Howard Krum later also received an award as Modern Pioneer from the National Manufacturers Association. Edward E. Kleinschmidt, on April 19, 1958, was awarded the honorary degree of Doctor of Engineering at the Polytechnic Institute of Brooklyn.

To continue: After the sale of patent rights in Canada, Mexico, and the United States to Western Electric, there remained the European and other foreign patent rights still with the original Morkrum and Kleinschmidt investors. The International Telephone and Telegraph Company wanted these rights, and, after negotiations in New York, a price was set for their purchase through the Creed Company in London, then owned by IT&T. Edward Kleinschmidt was sent to London in 1930 to close the deal. Some changes to the sales contract were requested by Creed which kept the cables busy by Kleinschmidt in asking for approval from A. T. & T. and Western Electric lawyers. Finally, upon all-around approval, the contract was signed at the previously-agreed-to price of one and a quarter million dollars.

CHAPTER 5
Teletypewriter Intercommunication Expands

TELEX

As a result of the acquisition of patents of the Morkrum-Kleinschmidt Company by the Lorenz company, Siemens & Halske, and, later, the Creed company in England, all of which we have discussed briefly, teletypewriter intercommunicating expanded rapidly. In just a short time, through the cooperation of these companies, it spread over all of Europe and was named TELEX (TELeprinter EXchange Service).
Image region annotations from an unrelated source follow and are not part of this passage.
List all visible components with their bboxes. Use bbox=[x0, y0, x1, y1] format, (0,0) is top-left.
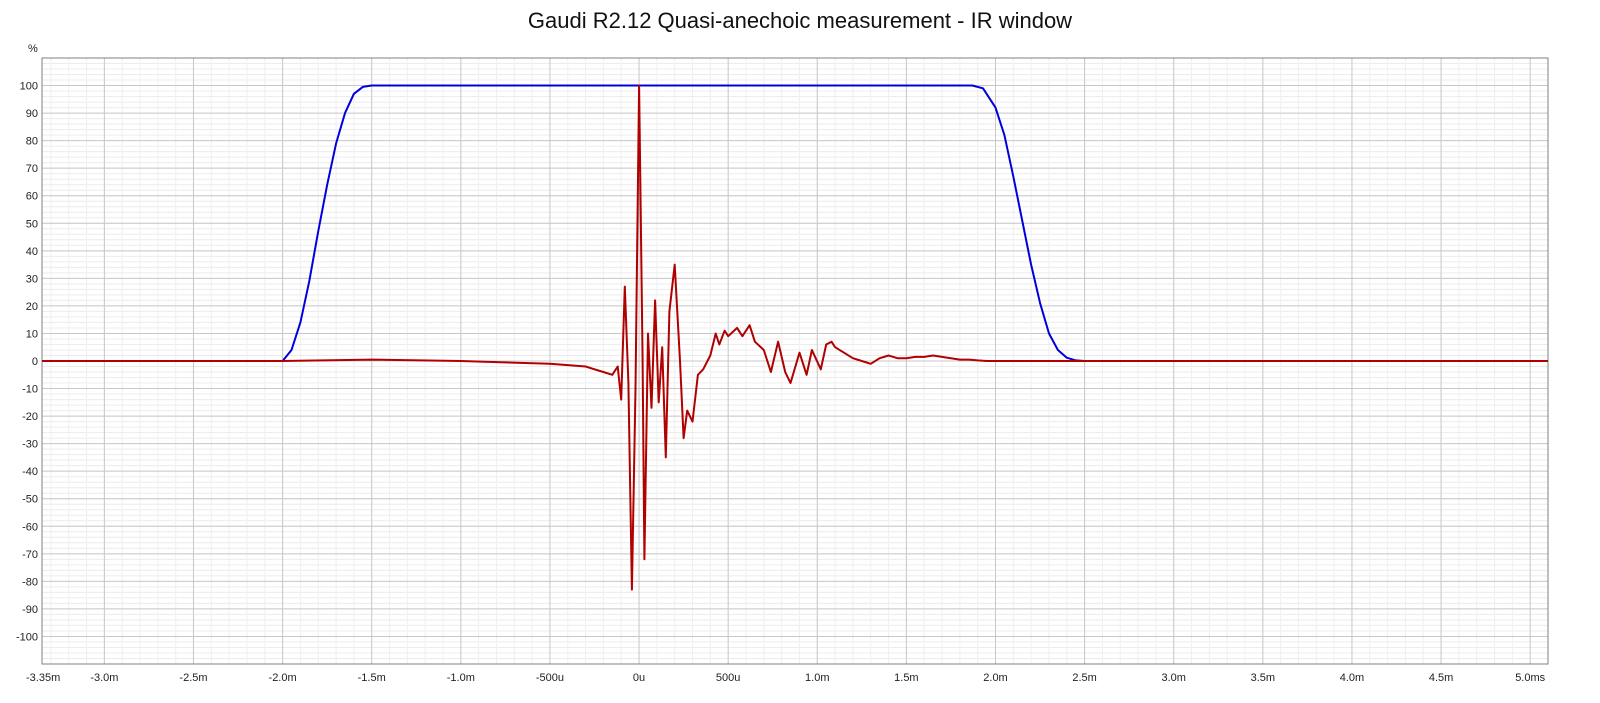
y-tick-label: -60 bbox=[22, 521, 38, 533]
y-tick-label: 70 bbox=[26, 163, 38, 175]
x-tick-label: -1.0m bbox=[447, 672, 475, 684]
series-line-1 bbox=[42, 84, 1548, 362]
x-tick-label: -500u bbox=[536, 672, 564, 684]
x-tick-label: 3.5m bbox=[1251, 672, 1275, 684]
y-tick-label: -100 bbox=[16, 631, 38, 643]
y-tick-label: -90 bbox=[22, 604, 38, 616]
y-tick-label: -20 bbox=[22, 411, 38, 423]
y-tick-label: 100 bbox=[20, 81, 38, 93]
y-tick-label: -10 bbox=[22, 384, 38, 396]
x-tick-label: 1.0m bbox=[805, 672, 829, 684]
x-axis-ticks: -3.35m -3.0m -2.5m -2.0m -1.5m -1.0m -500u 0u 50… bbox=[26, 672, 1546, 684]
x-tick-label: -3.0m bbox=[90, 672, 118, 684]
x-tick-label: -2.5m bbox=[179, 672, 207, 684]
y-tick-label: 60 bbox=[26, 191, 38, 203]
y-tick-label: -30 bbox=[22, 439, 38, 451]
y-tick-label: -70 bbox=[22, 549, 38, 561]
y-tick-label: 0 bbox=[32, 356, 38, 368]
y-tick-label: 30 bbox=[26, 273, 38, 285]
y-tick-label: 80 bbox=[26, 136, 38, 148]
x-tick-label: -1.5m bbox=[358, 672, 386, 684]
series-line-2 bbox=[42, 84, 1548, 591]
y-tick-label: -50 bbox=[22, 494, 38, 506]
y-tick-label: 90 bbox=[26, 108, 38, 120]
y-axis-ticks: 1009080706050403020100-10-20-30-40-50-60… bbox=[16, 81, 38, 644]
y-tick-label: -80 bbox=[22, 576, 38, 588]
x-tick-label: 0u bbox=[633, 672, 645, 684]
x-tick-label: 500u bbox=[716, 672, 740, 684]
x-tick-label: -2.0m bbox=[269, 672, 297, 684]
x-tick-label: 2.0m bbox=[983, 672, 1007, 684]
series-layer bbox=[42, 84, 1548, 591]
y-tick-label: 40 bbox=[26, 246, 38, 258]
y-axis-unit: % bbox=[28, 43, 38, 55]
y-tick-label: -40 bbox=[22, 466, 38, 478]
y-tick-label: 10 bbox=[26, 328, 38, 340]
x-tick-label: 3.0m bbox=[1161, 672, 1185, 684]
x-tick-label: -3.35m bbox=[26, 672, 60, 684]
y-tick-label: 20 bbox=[26, 301, 38, 313]
x-tick-label: 5.0ms bbox=[1515, 672, 1545, 684]
y-tick-label: 50 bbox=[26, 218, 38, 230]
chart-title: Gaudi R2.12 Quasi-anechoic measurement -… bbox=[527, 8, 1073, 33]
x-tick-label: 4.0m bbox=[1340, 672, 1364, 684]
x-tick-label: 2.5m bbox=[1072, 672, 1096, 684]
x-tick-label: 4.5m bbox=[1429, 672, 1453, 684]
x-tick-label: 1.5m bbox=[894, 672, 918, 684]
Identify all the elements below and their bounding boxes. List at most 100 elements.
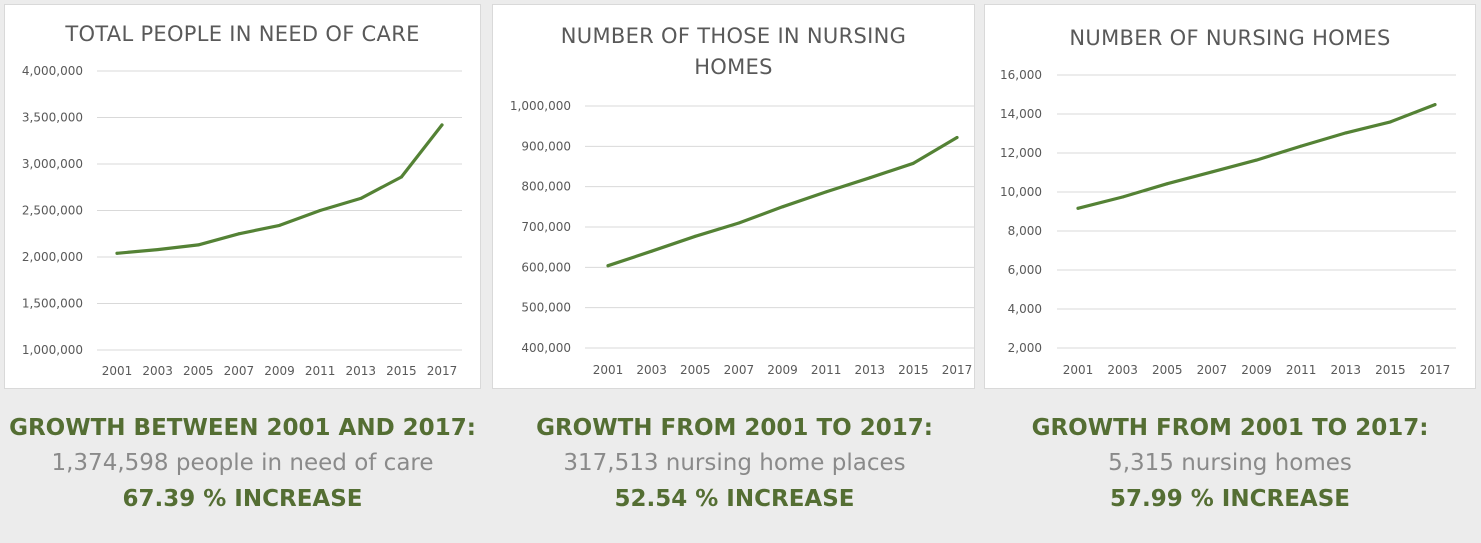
chart-title: TOTAL PEOPLE IN NEED OF CARE	[5, 19, 480, 50]
x-tick-label: 2003	[1107, 363, 1138, 377]
x-tick-label: 2009	[264, 364, 295, 378]
data-point	[868, 176, 872, 180]
data-point	[1210, 170, 1214, 174]
y-tick-label: 4,000,000	[22, 64, 83, 78]
data-point	[196, 243, 200, 247]
y-tick-label: 4,000	[1008, 302, 1042, 316]
x-tick-label: 2017	[942, 363, 973, 377]
growth-summary-people-in-need: GROWTH BETWEEN 2001 AND 2017: 1,374,598 …	[0, 411, 485, 517]
growth-amount: 1,374,598 people in need of care	[51, 450, 434, 476]
y-tick-label: 3,500,000	[22, 111, 83, 125]
x-tick-label: 2011	[305, 364, 336, 378]
x-tick-label: 2009	[1241, 363, 1272, 377]
y-tick-label: 2,500,000	[22, 204, 83, 218]
x-tick-label: 2011	[1286, 363, 1317, 377]
x-tick-label: 2003	[142, 364, 173, 378]
data-point	[115, 251, 119, 255]
y-tick-label: 1,500,000	[22, 297, 83, 311]
x-tick-label: 2005	[1152, 363, 1183, 377]
growth-percent: 57.99 % INCREASE	[1110, 486, 1350, 512]
data-point	[1433, 103, 1437, 107]
series-line	[1076, 102, 1437, 210]
x-tick-label: 2017	[427, 364, 458, 378]
y-tick-label: 14,000	[1000, 107, 1042, 121]
chart-panel-nursing-homes: NUMBER OF NURSING HOMES 2,000 4,000 6,000 8…	[984, 4, 1476, 389]
line-chart-nursing-home-residents: 400,000 500,000 600,000 700,000 800,000 900,0…	[510, 99, 975, 377]
growth-percent: 52.54 % INCREASE	[614, 486, 855, 512]
x-tick-label: 2005	[183, 364, 214, 378]
chart-title-line: HOMES	[694, 55, 773, 79]
x-tick-label: 2007	[1197, 363, 1228, 377]
chart-title: NUMBER OF NURSING HOMES	[985, 23, 1475, 54]
data-point	[955, 135, 959, 139]
x-tick-label: 2005	[680, 363, 711, 377]
y-tick-label: 1,000,000	[22, 343, 83, 357]
x-tick-label: 2015	[1375, 363, 1406, 377]
growth-heading: GROWTH BETWEEN 2001 AND 2017:	[9, 415, 476, 441]
growth-percent: 67.39 % INCREASE	[122, 486, 363, 512]
data-point	[737, 221, 741, 225]
x-tick-label: 2001	[1063, 363, 1094, 377]
growth-amount: 317,513 nursing home places	[563, 450, 906, 476]
chart-title: NUMBER OF THOSE IN NURSING HOMES	[493, 21, 974, 83]
y-tick-label: 6,000	[1008, 263, 1042, 277]
x-tick-label: 2017	[1420, 363, 1451, 377]
y-tick-label: 3,000,000	[22, 157, 83, 171]
growth-summary-nursing-homes: GROWTH FROM 2001 TO 2017: 5,315 nursing …	[984, 411, 1476, 517]
data-point	[1121, 195, 1125, 199]
y-tick-label: 900,000	[521, 139, 571, 153]
data-point	[1344, 131, 1348, 135]
data-point	[1076, 206, 1080, 210]
x-tick-label: 2001	[593, 363, 624, 377]
y-tick-label: 2,000,000	[22, 250, 83, 264]
data-point	[606, 264, 610, 268]
y-tick-label: 1,000,000	[510, 99, 571, 113]
x-tick-label: 2009	[767, 363, 798, 377]
x-tick-label: 2001	[102, 364, 133, 378]
x-tick-label: 2013	[1330, 363, 1361, 377]
x-tick-label: 2007	[224, 364, 255, 378]
y-tick-label: 600,000	[521, 260, 571, 274]
series-line	[115, 123, 444, 255]
x-tick-label: 2015	[386, 364, 417, 378]
data-point	[359, 196, 363, 200]
growth-amount: 5,315 nursing homes	[1108, 450, 1352, 476]
chart-panel-nursing-home-residents: NUMBER OF THOSE IN NURSING HOMES 400,000…	[492, 4, 975, 389]
x-tick-label: 2011	[811, 363, 842, 377]
growth-summary-nursing-home-residents: GROWTH FROM 2001 TO 2017: 317,513 nursin…	[492, 411, 977, 517]
data-point	[650, 249, 654, 253]
x-tick-label: 2013	[854, 363, 885, 377]
chart-title-line: NUMBER OF THOSE IN NURSING	[560, 24, 907, 48]
data-point	[1299, 144, 1303, 148]
data-point	[156, 248, 160, 252]
data-point	[824, 190, 828, 194]
growth-heading: GROWTH FROM 2001 TO 2017:	[1031, 415, 1429, 441]
data-point	[278, 223, 281, 227]
x-tick-label: 2007	[724, 363, 755, 377]
y-tick-label: 8,000	[1008, 224, 1042, 238]
data-point	[440, 123, 444, 127]
data-point	[781, 205, 784, 209]
chart-title-line: NUMBER OF NURSING HOMES	[1069, 26, 1391, 50]
y-tick-label: 400,000	[521, 341, 571, 355]
data-point	[237, 232, 241, 236]
series-line	[606, 135, 959, 268]
data-point	[1165, 182, 1169, 186]
data-point	[1255, 158, 1258, 162]
x-tick-label: 2003	[636, 363, 667, 377]
y-tick-label: 800,000	[521, 180, 571, 194]
y-tick-label: 2,000	[1008, 341, 1042, 355]
y-tick-label: 700,000	[521, 220, 571, 234]
y-tick-label: 10,000	[1000, 185, 1042, 199]
growth-heading: GROWTH FROM 2001 TO 2017:	[536, 415, 933, 441]
data-point	[399, 175, 403, 179]
data-point	[911, 161, 915, 165]
y-tick-label: 12,000	[1000, 146, 1042, 160]
y-tick-label: 16,000	[1000, 68, 1042, 82]
data-point	[1388, 120, 1392, 124]
line-chart-people-in-need: 1,000,000 1,500,000 2,000,000 2,500,000 3,00…	[22, 64, 462, 378]
data-point	[693, 234, 697, 238]
chart-panel-people-in-need: TOTAL PEOPLE IN NEED OF CARE 1,000,000 1,…	[4, 4, 481, 389]
x-tick-label: 2013	[345, 364, 376, 378]
y-tick-label: 500,000	[521, 301, 571, 315]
Dr. Gerhard Grimsen of the Lorenz company, in a letter to Edward E. Kleinschmidt, dated July 11, 1962, states, in part (slightly edited):

The story of printing telegraph apparatus using an equal length code in the Lorenz Co. commences in 1927 with the acquisition of the most important patents of the Morkrum-Kleinschmidt Co.

Before then, the Lorenz people were busy in manufacturing Morse apparatus and delivering exchange tickers which used the Hughes code. The transmitter had a piano keyboard, the receiver was a page printer with a moving type wheel.... The biggest network of this kind was installed in the Berlin Police service (with one transmitter and about 300 receivers). The connections between the headquarters and the substations were built by using guttapercha cable lines owned by the police administration. This broadcasting network was erected around 1907. By 1927 the cables had aged, by normal corrosion, to such a degree that instead of 110-volt double current transmitting voltage, little by little, up to 220 volts was necessary for a fairly satisfying operation. Also, the maintenance of the apparatus became more costly.

This was the situation when some communication experts of the police and the post administration made the first studies about the newest telegraph technique in the U. S. A.... They found that the start-stop, five-unit tape printer, the Model 14, developed and manufactured by the Morkrum-Kleinschmidt company, would be the best instrument to replace the old ones in the police service as well as in the telegraph business of the German post administration.

Of special importance to the police service was the fact that by introducing this apparatus, it was not necessary to build a new network because now it became possible to rent normal telephone lines using single current, 40-milliampere, 60-volt current only.

Siemens and Halske engineers, in 1925, had designed a teleprinter using the five-unit-code, start-stop principle. This was manufactured and improvements added, including the new start-stop method developed by Morkrum-Kleinschmidt. The Creed company, which had started manufacture of start-stop teleprinters before 1930, having purchased several Morkrum printers before the consolidation of that company with the Kleinschmidt company, also designed a teleprinter for the new five-unit-code, start-stop system.

In another write-up, Dr. Grimsen states that after the Siemens company came into the picture, a fully automatic teleprinter network was started in 1933 with a trial installation between Berlin and Hamburg for about forty private subscribers. The results were so encouraging that the German Reichspost continued the work, and five years later the TELEX system contained about 10,000 subscribers.

TELEX service was introduced in Great Britain in 1932 and was worked over the telephone network, using a single-tone voice frequency carrier signal which was keyed on and off by the teleprinter transmitter. (From Freebody’s Telegraphy.)[12]